Nos últimos cinco anos de deficit, os investimentos estrangeiros diretos cobriram os buracos. Em 2013, essa situação mudou. O país voltou a depender de recursos mais voláteis, como investimentos em ações e renda fixa.
A expectativa de analistas para a entrada desses fluxos no Brasil em 2013 é boa.
A possível pedra no caminho pode ser uma recuperação mais rápida dos EUA.
Isso levaria parte desses recursos a sair de mercados emergentes e migrar para ativos americanos, principalmente em um possível cenário de alta de juros nos EUA.
Reservas de US$ 375 bilhões ajudariam a conter uma desvalorização do real.
Mas, segundo o economista Affonso Celso Pastore, a tendência seria de uma “correção contracionista” no Brasil, ou seja, com impacto negativo sobre a atividade:
“Se houver restrição de capital quando os Estados Unidos começarem a retirar liquidez do mercado, o câmbio no Brasil sofrerá um ajuste”, disse Pastore durante seminário da EMTA (Emerging Markets Trade Association) na última quinta-feira.
Uma desvalorização mais forte do real pressionaria a inflação, que está próxima ao teto da meta, de 6,5% (o centro da meta é 4,5%).
Isso poderia forçar o Banco Central a aumentar mais os juros, freando o crescimento bruscamente.
O renomado economista Mansueto Almeida não crê que isso seja grave no momento, mas alerta para os riscos no longo prazo:
O problema agora é que começamos a voltar para um déficit em conta corrente elevado, sem perspectiva de redução nos próximos anos. Se de fato a taxa de investimento começa a crescer e caminhar ao longo dos próximos anos para romper a barreira dos 20% do PIB, o déficit em conta corrente vai se aprofundar ainda mais e, possivelmente, vamos romper a barreira dos 4% do PIB novamente.
O pior de tudo isso é que o Brasil ainda é uma economia muito fechada e já estamos com um déficit em conta corrente elevado. Dado o nosso histórico, isso preocupa, até porque um país que cresce com o uso elevado de poupança externa tem câmbio valorizado, algo que o governo e indústria não querem.

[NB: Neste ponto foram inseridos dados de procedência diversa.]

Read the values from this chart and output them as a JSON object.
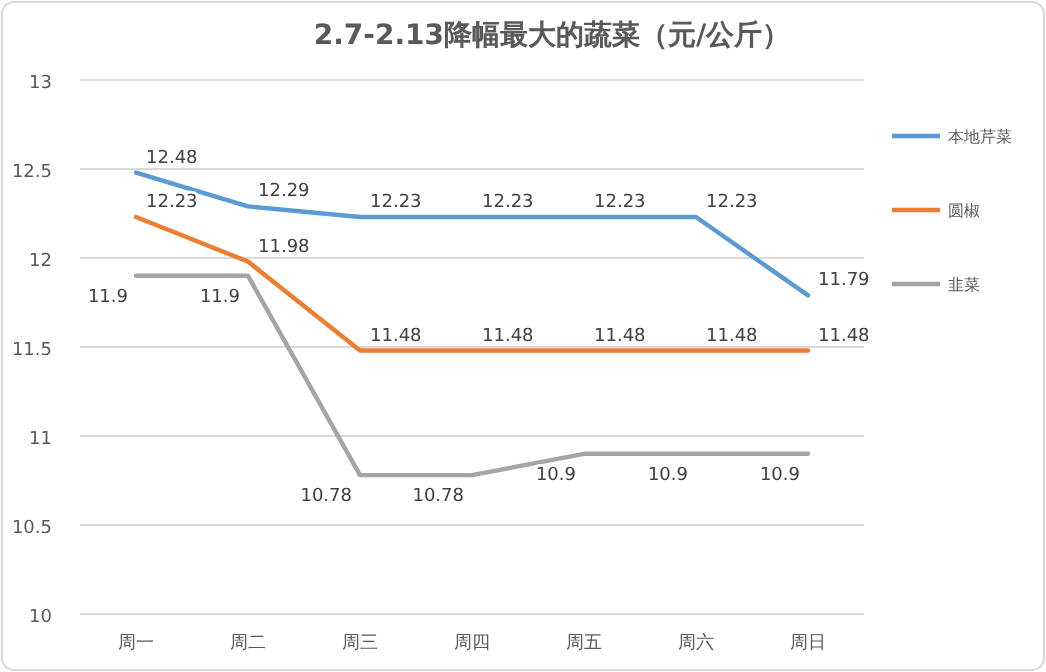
{
  "chart_data": {
    "type": "line",
    "title": "2.7-2.13降幅最大的蔬菜（元/公斤）",
    "categories": [
      "周一",
      "周二",
      "周三",
      "周四",
      "周五",
      "周六",
      "周日"
    ],
    "series": [
      {
        "name": "本地芹菜",
        "color": "#5b9bd5",
        "values": [
          12.48,
          12.29,
          12.23,
          12.23,
          12.23,
          12.23,
          11.79
        ]
      },
      {
        "name": "圆椒",
        "color": "#ed7d31",
        "values": [
          12.23,
          11.98,
          11.48,
          11.48,
          11.48,
          11.48,
          11.48
        ]
      },
      {
        "name": "韭菜",
        "color": "#a5a5a5",
        "values": [
          11.9,
          11.9,
          10.78,
          10.78,
          10.9,
          10.9,
          10.9
        ]
      }
    ],
    "ylim": [
      10,
      13
    ],
    "yticks": [
      10,
      10.5,
      11,
      11.5,
      12,
      12.5,
      13
    ],
    "grid": "y",
    "legend": "right",
    "data_labels": true,
    "marker": "none",
    "line_style": "solid"
  }
}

Estamos na iminência de uma crise do setor externo? De maneira alguma. Estamos longe disso. O problema é que para crescer mais rápido vamos precisar, cada vez mais, da ajuda do resto do mundo. Uma estratégia que tem riscos no longo prazo e um modelo que implica uma moeda mais valorizada. Esse é um novo problema para o próximo governo.
Se você não entendeu, tudo isso pode contribuir para desacelerar ainda mais o crescimento da economia brasileira nos próximos anos e elevar a inflação. Uma combinação nada agradável que os Brasileiros acima d0s 30 anos lembram bem.
E agora, Dilma?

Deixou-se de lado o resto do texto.